# Who wants to make the drive?



## stroker79 (Dec 2, 2006)

You guys on the east coast are going to get nailed it looks like! Any of you need any help?

Anyone from illinois want to make the drive over there? its closer than colorado!


----------



## Mark13 (Dec 3, 2006)

stroker79;455508 said:


> You guys on the east coast are going to get nailed it looks like! Any of you need any help?
> 
> Anyone from illinois want to make the drive over there? its closer than colorado!

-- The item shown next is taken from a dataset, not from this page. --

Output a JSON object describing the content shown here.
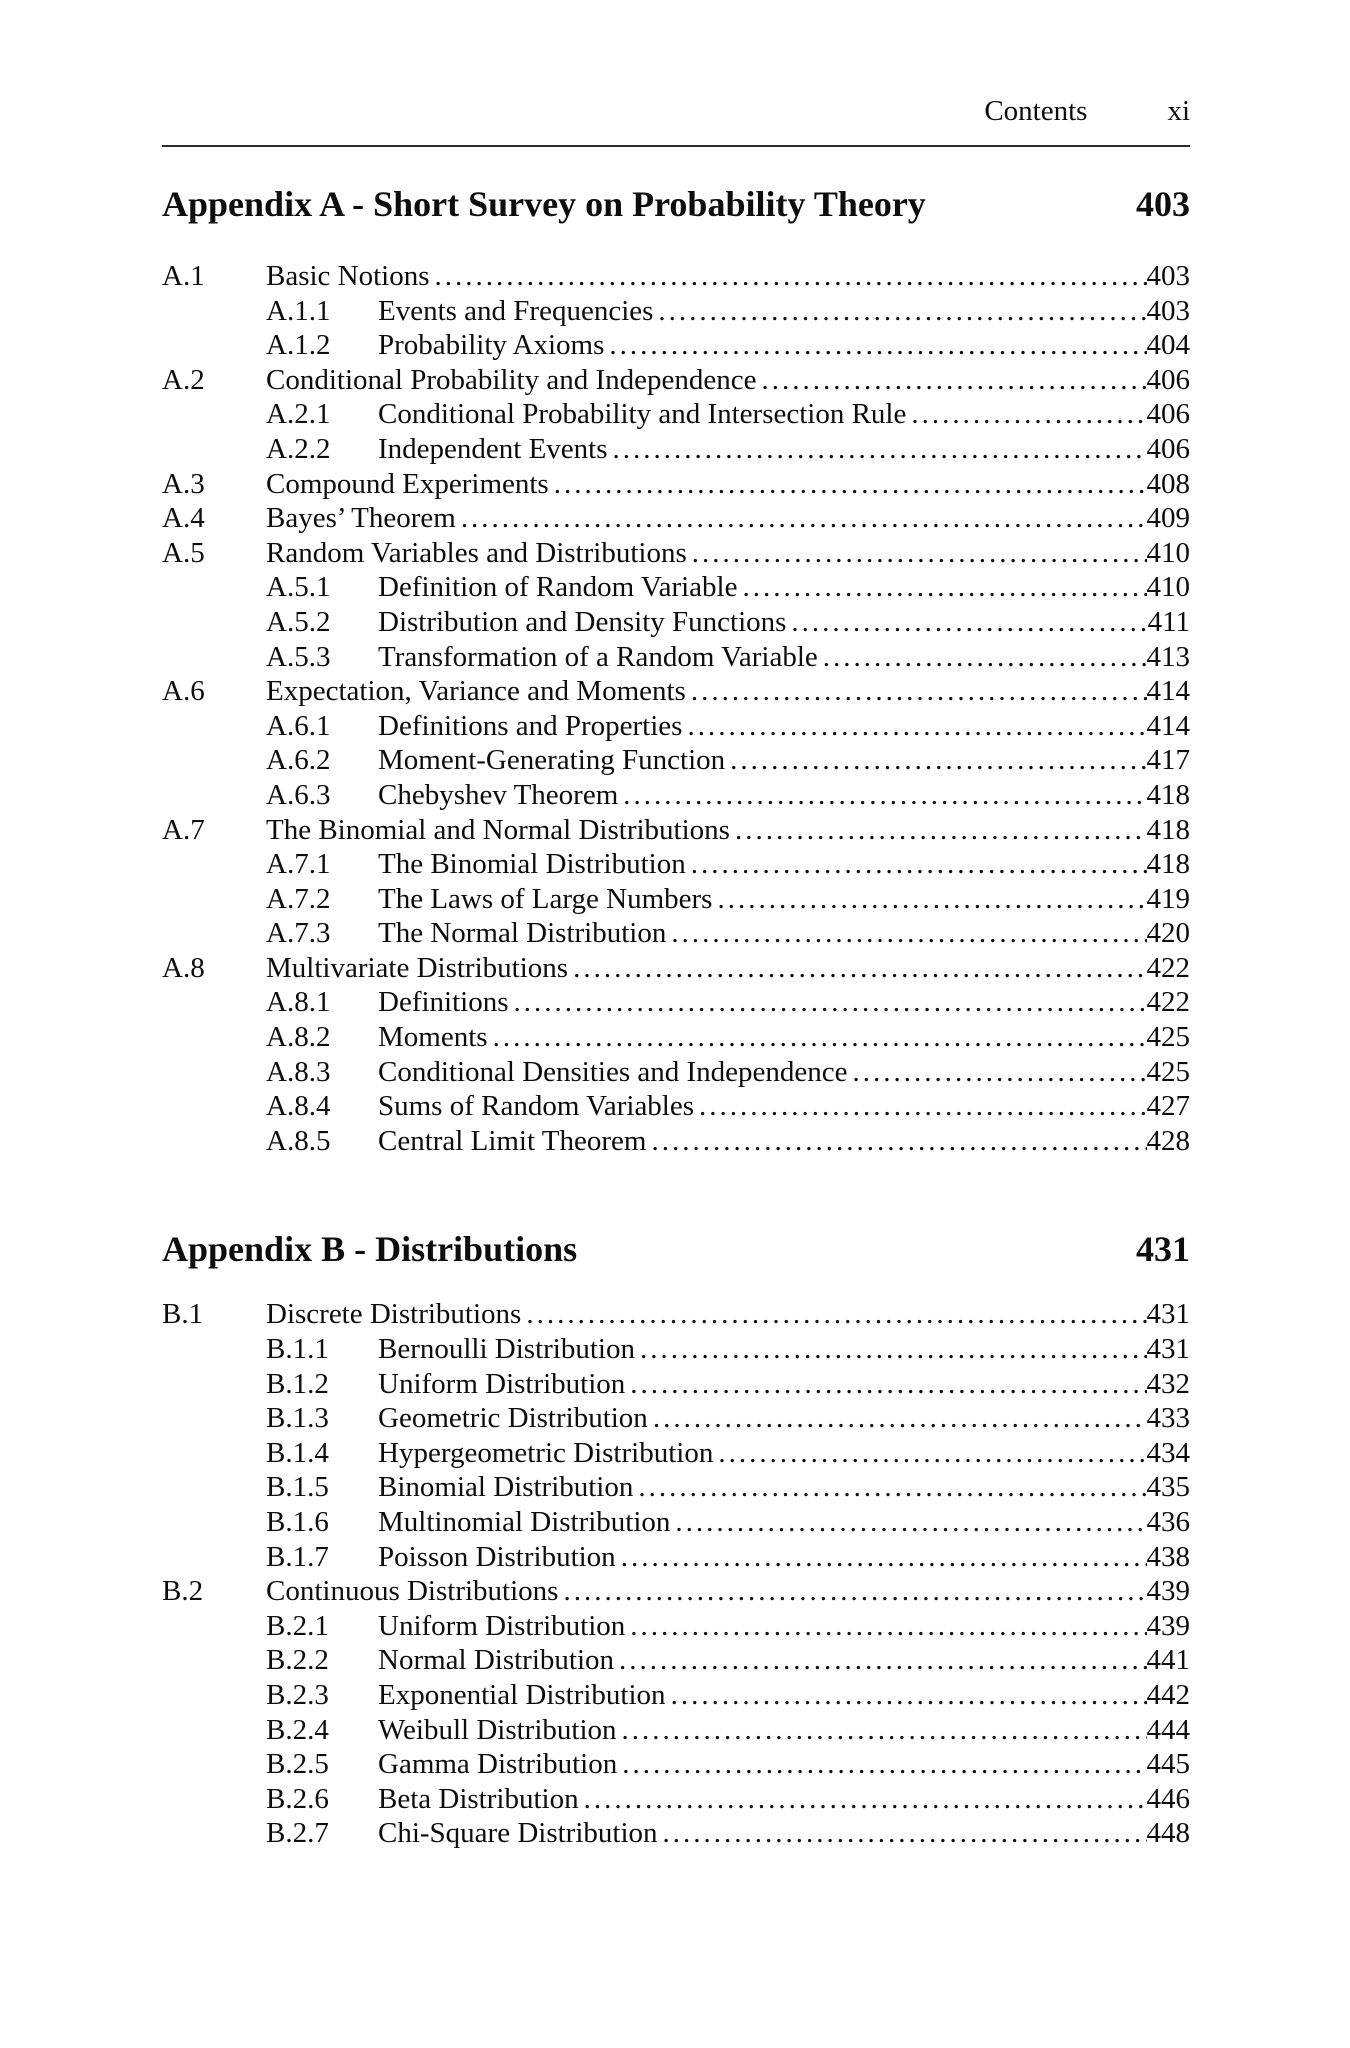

I'd be up for it except I think my door and mirror will fall off before I get there.
Christmas break is in a week then I don't have to go back until like January 7th.


----------



## Midwest BuildIt Inc (Nov 14, 2004)

its going to snow here on saturday, cant go anywhere till its clear here.....


----------



## Snow Master (Jul 30, 2007)

*Let's do it.*

You can meet me in Toledo.


----------



## Pirsch (Jun 1, 2007)

Hey on the way can you guys hit my drive and sidewalks? I have to work my regular job this weekend and need it cleared by the time I get home!  Hey it's on the way just a short trip off I-70!


----------



## Camden (Mar 10, 2007)

stroker79;455508 said:


> You guys on the east coast are going to get nailed it looks like! Any of you need any help?
> 
> Anyone from illinois want to make the drive over there? its closer than colorado!


Have you made contact with someone who actually needs subs or are you planning to go there and figure it out then?


----------



## stroker79 (Dec 2, 2006)

id like to make contact with someone first. dont want to waste the time and money drivin for nothing.

I know people on here will need help, they just dont know it yet.


----------



## Snow Master (Jul 30, 2007)

*Let's Do It*

What area did you have in mind? How soon would you leave? I have a couple of contacts in mind, just need to know what area we're going.


----------